Odyssey no problem for North students
BY MAE YOUSIF-BASHI
Group is headed to world competition
At least once a week, every week since October, seven North Fort Myers High students have gathered at one another's homes to solve a lingering problem.
The group is one of many in Lee County who participated in the Odyssey of the Mind State Competition in Orlando on April 10. And now the team - along with five other Lee County teams including one from Cape Elementary - are moving forward to the world championships in Michigan May 26-29.
Odyssey of the Mind is a creative problem-solving competition for students beginning in kindergarten through college.
"I've been doing it ever since second grade, and I've loved it every year," said Kent Miller, 16, a member of the North Fort Myers team.
But now, the team has the challenge of figuring out how to raise about $1,200 for each student to make their way to the competition.
Most of the members in the group have been working together for the past few years. North Fort Myers High didn't have any Odyssey teams until last year because of a lack of team sponsors. This year, the team chose to participate in the Nature Trail'R Division III category and won first place at the state competition.
The students had to create a human-powered vehicle and camper that could go on a camping trip. The vehicle had to overcome an obstacle, clean up the environment, encounter wildlife, and undergo a repair.
So the students created a large lobster with a row boat style mechanism that allowed it to walk.
"At times we had to break out trigonometry in order to get the legs to work," said Josh Shidel, 17.

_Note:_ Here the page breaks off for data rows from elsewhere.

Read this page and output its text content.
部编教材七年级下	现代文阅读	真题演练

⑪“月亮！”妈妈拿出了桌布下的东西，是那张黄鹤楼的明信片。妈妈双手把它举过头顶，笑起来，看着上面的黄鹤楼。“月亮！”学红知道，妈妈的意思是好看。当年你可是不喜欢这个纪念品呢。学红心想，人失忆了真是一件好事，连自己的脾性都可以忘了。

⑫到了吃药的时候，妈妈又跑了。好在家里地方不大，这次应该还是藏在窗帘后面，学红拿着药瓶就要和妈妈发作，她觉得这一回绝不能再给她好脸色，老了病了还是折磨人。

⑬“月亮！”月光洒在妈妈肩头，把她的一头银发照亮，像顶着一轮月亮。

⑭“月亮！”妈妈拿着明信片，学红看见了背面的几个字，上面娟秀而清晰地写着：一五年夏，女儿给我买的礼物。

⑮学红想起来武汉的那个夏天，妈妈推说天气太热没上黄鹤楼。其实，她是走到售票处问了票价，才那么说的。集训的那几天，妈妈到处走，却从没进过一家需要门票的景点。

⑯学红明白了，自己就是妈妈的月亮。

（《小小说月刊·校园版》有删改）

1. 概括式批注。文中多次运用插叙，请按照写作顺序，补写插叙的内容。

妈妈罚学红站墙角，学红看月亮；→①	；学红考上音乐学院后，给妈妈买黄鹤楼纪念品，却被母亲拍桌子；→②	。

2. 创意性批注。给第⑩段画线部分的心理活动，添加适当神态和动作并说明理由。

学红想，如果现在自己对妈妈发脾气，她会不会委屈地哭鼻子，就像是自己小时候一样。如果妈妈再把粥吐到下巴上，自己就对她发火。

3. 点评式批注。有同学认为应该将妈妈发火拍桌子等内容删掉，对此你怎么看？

The vehicle was made of a basic wood frame, an old folding chair as the seat for the operator, and the legs were made of wood and tire tread. The team was only allowed to spend $145 on all materials.

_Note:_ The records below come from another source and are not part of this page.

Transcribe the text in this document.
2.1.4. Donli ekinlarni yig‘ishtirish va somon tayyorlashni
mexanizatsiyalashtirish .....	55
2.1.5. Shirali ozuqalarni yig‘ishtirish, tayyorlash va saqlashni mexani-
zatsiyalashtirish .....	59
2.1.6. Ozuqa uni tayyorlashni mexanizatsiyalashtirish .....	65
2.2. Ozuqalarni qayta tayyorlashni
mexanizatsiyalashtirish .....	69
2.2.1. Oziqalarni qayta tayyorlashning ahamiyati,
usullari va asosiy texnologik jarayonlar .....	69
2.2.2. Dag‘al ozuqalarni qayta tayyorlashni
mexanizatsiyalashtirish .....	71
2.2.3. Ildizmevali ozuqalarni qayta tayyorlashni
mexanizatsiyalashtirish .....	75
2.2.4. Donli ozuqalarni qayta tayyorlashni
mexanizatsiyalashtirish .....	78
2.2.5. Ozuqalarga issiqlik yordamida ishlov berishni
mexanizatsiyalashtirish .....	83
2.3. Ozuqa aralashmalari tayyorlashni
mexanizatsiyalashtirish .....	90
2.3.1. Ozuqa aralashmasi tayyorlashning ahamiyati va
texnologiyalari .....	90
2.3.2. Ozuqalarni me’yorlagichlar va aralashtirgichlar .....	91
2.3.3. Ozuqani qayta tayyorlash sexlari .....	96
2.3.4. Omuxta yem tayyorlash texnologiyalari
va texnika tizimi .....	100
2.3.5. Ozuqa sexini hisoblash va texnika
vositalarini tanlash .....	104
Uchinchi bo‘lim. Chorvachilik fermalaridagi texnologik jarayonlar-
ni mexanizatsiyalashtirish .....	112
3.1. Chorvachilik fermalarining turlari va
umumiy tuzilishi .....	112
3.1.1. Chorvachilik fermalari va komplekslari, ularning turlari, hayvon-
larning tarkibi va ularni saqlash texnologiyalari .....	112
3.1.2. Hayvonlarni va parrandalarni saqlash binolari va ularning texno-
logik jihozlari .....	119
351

Each member of the group was dressed as an underwater creature as they acted out a skit that coincided with their problem.

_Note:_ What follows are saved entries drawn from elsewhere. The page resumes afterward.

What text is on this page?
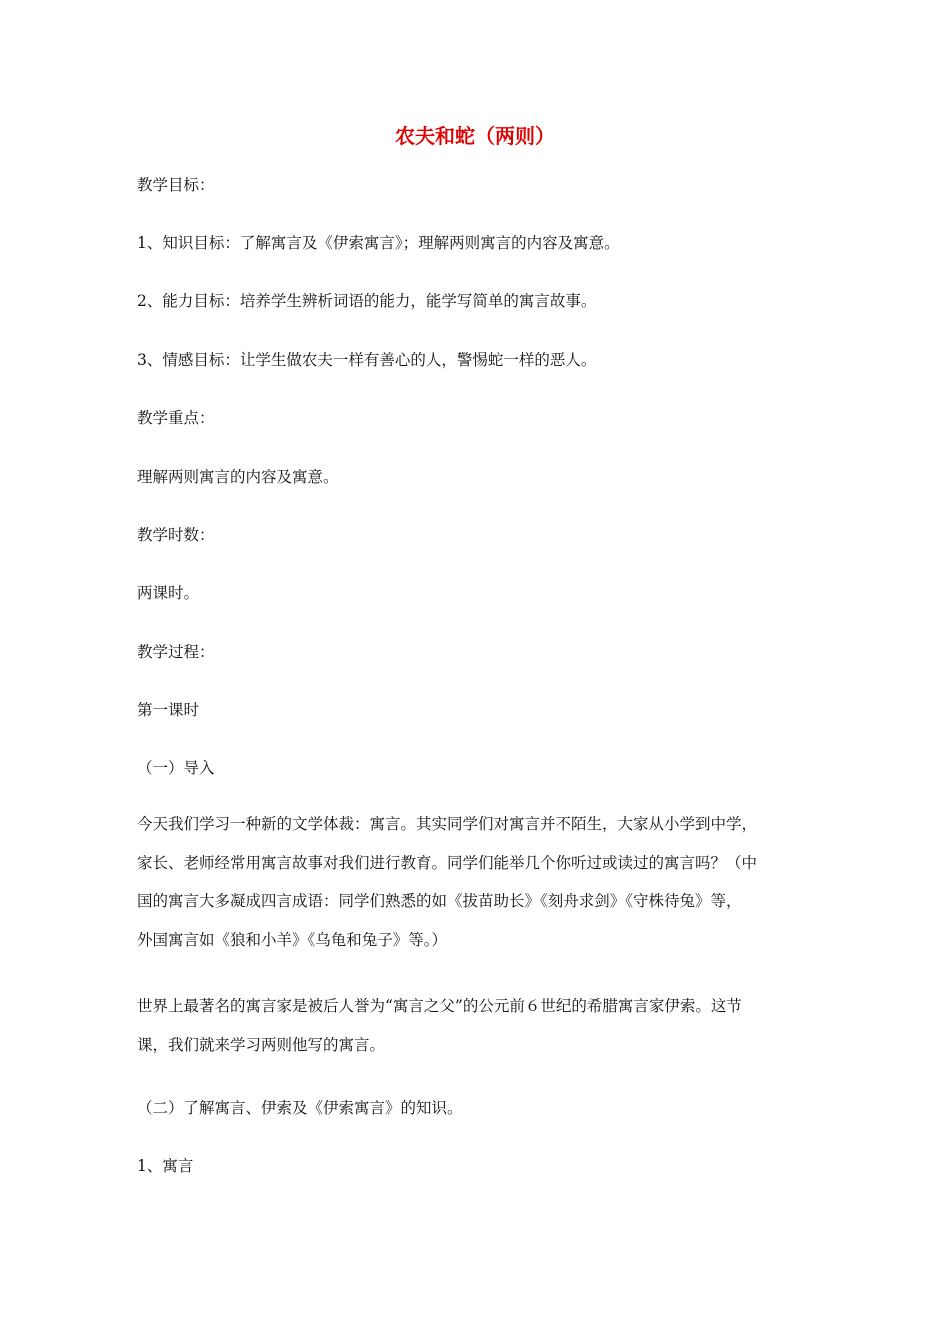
农夫和蛇（两则）
教学目标：
1、知识目标：了解寓言及《伊索寓言》；理解两则寓言的内容及寓意。
2、能力目标：培养学生辨析词语的能力，能学写简单的寓言故事。
3、情感目标：让学生做农夫一样有善心的人，警惕蛇一样的恶人。
教学重点：
理解两则寓言的内容及寓意。
教学时数：
两课时。
教学过程：
第一课时
（一）导入
今天我们学习一种新的文学体裁：寓言。其实同学们对寓言并不陌生，大家从小学到中学，
家长、老师经常用寓言故事对我们进行教育。同学们能举几个你听过或读过的寓言吗？（中
国的寓言大多凝成四言成语：同学们熟悉的如《拔苗助长》《刻舟求剑》《守株待兔》等，
外国寓言如《狼和小羊》《乌龟和兔子》等。）
世界上最著名的寓言家是被后人誉为“寓言之父”的公元前６世纪的希腊寓言家伊索。这节
课，我们就来学习两则他写的寓言。
（二）了解寓言、伊索及《伊索寓言》的知识。
1、寓言
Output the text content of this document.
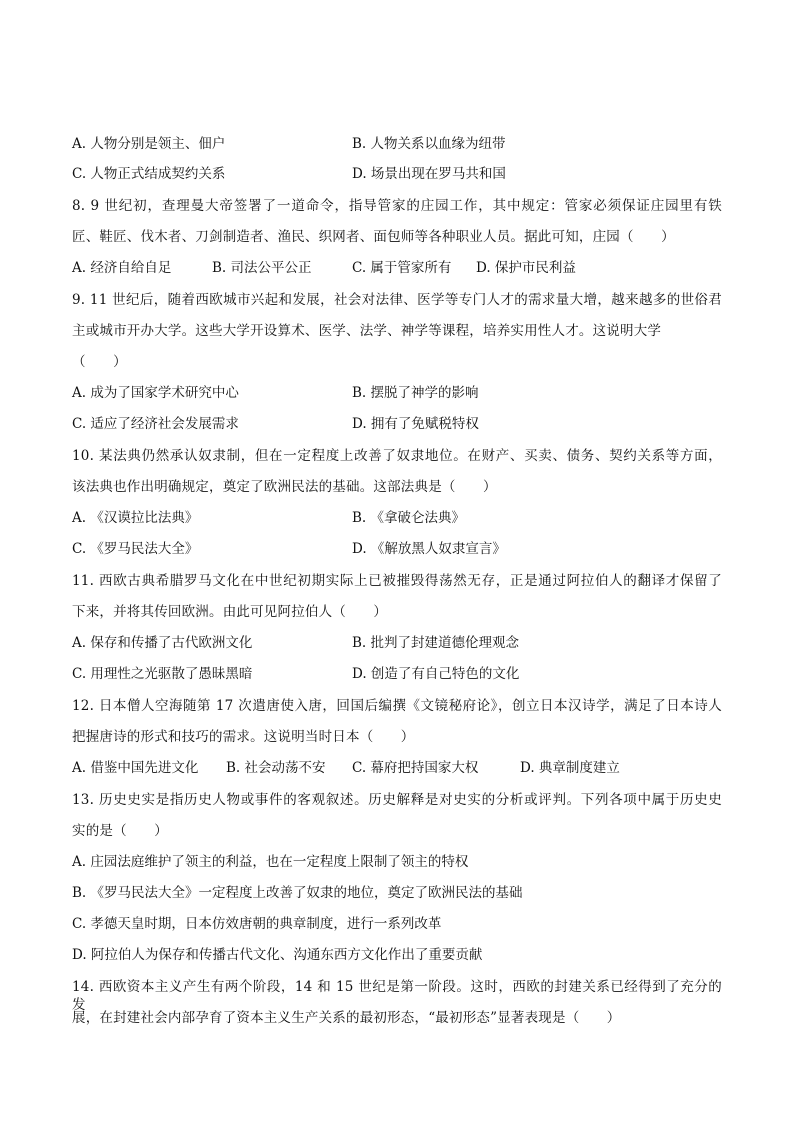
A. 人物分别是领主、佃户	B. 人物关系以血缘为纽带
C. 人物正式结成契约关系	D. 场景出现在罗马共和国
8. 9 世纪初，查理曼大帝签署了一道命令，指导管家的庄园工作，其中规定：管家必须保证庄园里有铁
匠、鞋匠、伐木者、刀剑制造者、渔民、织网者、面包师等各种职业人员。据此可知，庄园（　　）
A. 经济自给自足	B. 司法公平公正	C. 属于管家所有 D. 保护市民利益
9. 11 世纪后，随着西欧城市兴起和发展，社会对法律、医学等专门人才的需求量大增，越来越多的世俗君
主或城市开办大学。这些大学开设算术、医学、法学、神学等课程，培养实用性人才。这说明大学
（　　）
A. 成为了国家学术研究中心	B. 摆脱了神学的影响
C. 适应了经济社会发展需求	D. 拥有了免赋税特权
10. 某法典仍然承认奴隶制，但在一定程度上改善了奴隶地位。在财产、买卖、债务、契约关系等方面，
该法典也作出明确规定，奠定了欧洲民法的基础。这部法典是（　　）
A. 《汉谟拉比法典》	B. 《拿破仑法典》
C. 《罗马民法大全》	D. 《解放黑人奴隶宣言》
11. 西欧古典希腊罗马文化在中世纪初期实际上已被摧毁得荡然无存，正是通过阿拉伯人的翻译才保留了
下来，并将其传回欧洲。由此可见阿拉伯人（　　）
A. 保存和传播了古代欧洲文化	B. 批判了封建道德伦理观念
C. 用理性之光驱散了愚昧黑暗	D. 创造了有自己特色的文化
12. 日本僧人空海随第 17 次遣唐使入唐，回国后编撰《文镜秘府论》，创立日本汉诗学，满足了日本诗人
把握唐诗的形式和技巧的需求。这说明当时日本（　　）
A. 借鉴中国先进文化 B. 社会动荡不安 C. 幕府把持国家大权	D. 典章制度建立
13. 历史史实是指历史人物或事件的客观叙述。历史解释是对史实的分析或评判。下列各项中属于历史史
实的是（　　）
A. 庄园法庭维护了领主的利益，也在一定程度上限制了领主的特权
B. 《罗马民法大全》一定程度上改善了奴隶的地位，奠定了欧洲民法的基础
C. 孝德天皇时期，日本仿效唐朝的典章制度，进行一系列改革
D. 阿拉伯人为保存和传播古代文化、沟通东西方文化作出了重要贡献
14. 西欧资本主义产生有两个阶段，14 和 15 世纪是第一阶段。这时，西欧的封建关系已经得到了充分的发
展，在封建社会内部孕育了资本主义生产关系的最初形态，“最初形态”显著表现是（　　）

"It's nice, you get to be as creative as you want to be," Shidel said. "You can act and sing, it's a big production."
Group members estimate they've spent at least 40 hours every month on the project since October. That's aside from their academic responsibilities and other extracurricular activities.
"It's eight months for eight minutes," Miller said. "You spend all that time for eight minutes in front of the judges. But you would never give it up."